Cet article sur Exode 20.13 a pour sujet le 6e commandement qui interdit le meurtre et le suicide, mais aussi la colère, l'insulte, la vengeance. Le crime doit être puni par le gouvernement établi par Dieu.

Source: Les dix commandements (ÉK). 4 pages.

Les dix commandements (7) - Le sixième commandement

« Tu ne commettras pas de meurtre. »

Exode 20.13

Le sixième commandement déclare : « Tu ne commettras pas de meurtre. » Le Catéchisme de Heidelberg expose de la manière suivante la signification de ce commandement à la question 105 :

« Que Dieu veut-il dans le sixième commandement? — Que je n’insulte, ne haïsse, n’offense ou ne tue pas mon prochain, par mes pensées, mes paroles, mon comportement et encore moins par mes actes, mais que je me dépouille de tout désir de vengeance. Je ne dois pas non plus me nuire à moi-même ou m’exposer témérairement au danger. C’est aussi pourquoi le magistrat porte l’épée pour s’opposer au meurtre. »

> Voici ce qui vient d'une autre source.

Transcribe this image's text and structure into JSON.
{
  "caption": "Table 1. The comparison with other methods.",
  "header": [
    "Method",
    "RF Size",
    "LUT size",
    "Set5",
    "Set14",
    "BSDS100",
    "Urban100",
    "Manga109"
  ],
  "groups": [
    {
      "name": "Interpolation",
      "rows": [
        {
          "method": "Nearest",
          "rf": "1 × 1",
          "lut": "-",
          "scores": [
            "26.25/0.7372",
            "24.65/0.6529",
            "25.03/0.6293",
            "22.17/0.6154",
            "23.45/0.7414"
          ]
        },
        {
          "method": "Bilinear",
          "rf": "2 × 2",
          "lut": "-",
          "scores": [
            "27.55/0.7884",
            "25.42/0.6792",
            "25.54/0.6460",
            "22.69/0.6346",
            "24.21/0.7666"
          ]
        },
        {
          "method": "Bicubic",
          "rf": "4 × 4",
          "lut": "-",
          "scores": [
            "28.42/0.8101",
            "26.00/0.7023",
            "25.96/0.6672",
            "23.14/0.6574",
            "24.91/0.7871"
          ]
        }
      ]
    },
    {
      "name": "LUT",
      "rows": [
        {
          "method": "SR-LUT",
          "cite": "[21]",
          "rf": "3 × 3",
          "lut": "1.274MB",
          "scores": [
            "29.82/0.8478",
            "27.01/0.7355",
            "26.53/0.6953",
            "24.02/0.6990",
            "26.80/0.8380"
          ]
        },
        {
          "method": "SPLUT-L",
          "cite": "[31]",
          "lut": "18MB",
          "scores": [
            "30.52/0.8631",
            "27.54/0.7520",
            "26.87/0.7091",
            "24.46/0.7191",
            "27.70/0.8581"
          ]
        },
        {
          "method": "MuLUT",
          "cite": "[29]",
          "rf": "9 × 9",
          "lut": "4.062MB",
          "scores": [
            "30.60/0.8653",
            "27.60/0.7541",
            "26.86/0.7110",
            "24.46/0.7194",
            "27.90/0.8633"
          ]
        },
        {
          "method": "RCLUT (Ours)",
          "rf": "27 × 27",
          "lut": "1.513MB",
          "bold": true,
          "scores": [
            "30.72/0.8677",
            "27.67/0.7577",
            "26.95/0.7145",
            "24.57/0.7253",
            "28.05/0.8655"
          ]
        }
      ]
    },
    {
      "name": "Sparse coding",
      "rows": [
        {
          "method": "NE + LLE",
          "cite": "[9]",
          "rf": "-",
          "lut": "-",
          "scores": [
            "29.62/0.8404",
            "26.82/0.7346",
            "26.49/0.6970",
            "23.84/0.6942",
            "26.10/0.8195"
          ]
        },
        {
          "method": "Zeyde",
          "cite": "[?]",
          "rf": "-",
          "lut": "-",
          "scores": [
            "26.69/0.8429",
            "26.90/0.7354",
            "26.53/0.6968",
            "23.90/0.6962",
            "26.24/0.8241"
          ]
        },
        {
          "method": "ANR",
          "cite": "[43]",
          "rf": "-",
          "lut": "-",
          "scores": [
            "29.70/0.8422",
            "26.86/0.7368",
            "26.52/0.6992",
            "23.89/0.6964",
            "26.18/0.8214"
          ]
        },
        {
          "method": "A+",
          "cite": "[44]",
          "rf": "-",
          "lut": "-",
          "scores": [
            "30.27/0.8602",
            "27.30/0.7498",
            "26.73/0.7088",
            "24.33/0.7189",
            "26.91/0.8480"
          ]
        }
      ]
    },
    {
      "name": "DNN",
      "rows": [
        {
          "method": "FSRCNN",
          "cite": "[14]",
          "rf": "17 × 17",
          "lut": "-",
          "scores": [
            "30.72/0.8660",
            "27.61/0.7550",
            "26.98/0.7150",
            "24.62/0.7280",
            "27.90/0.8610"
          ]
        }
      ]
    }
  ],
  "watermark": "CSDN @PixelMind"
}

Cette explication contient beaucoup d’éléments et mérite qu’on les examine chacun de plus près.

Tout d’abord, nous remarquons que le Catéchisme commence par nous parler d’autre chose que de meurtre : il mentionne les insultes, la haine, les offenses. Cela entre-t-il vraiment dans le cadre du sixième commandement? Dans le Sermon sur la Montagne (que nous trouvons en Matthieu 5 à 7), Jésus enseigne aux foules :

« Vous avez entendu qu’il a été dit aux anciens : “Tu ne commettras pas de meurtre”; celui qui commet un meurtre sera passible du jugement. Mais moi je vous dis : Quiconque se met en colère contre son frère sera passible du jugement » (Mt 5.21-22).

Il est clair que, pour Jésus-Christ, colère et insultes contre son prochain sont, devant Dieu, aussi graves qu’un meurtre physique. Cela ne fait qu’accentuer la gravité de la condition des hommes, lesquels sont inexcusables face à la loi de Dieu. Lequel d’entre nous peut en effet se targuer de ne s’être jamais mis en colère contre son frère?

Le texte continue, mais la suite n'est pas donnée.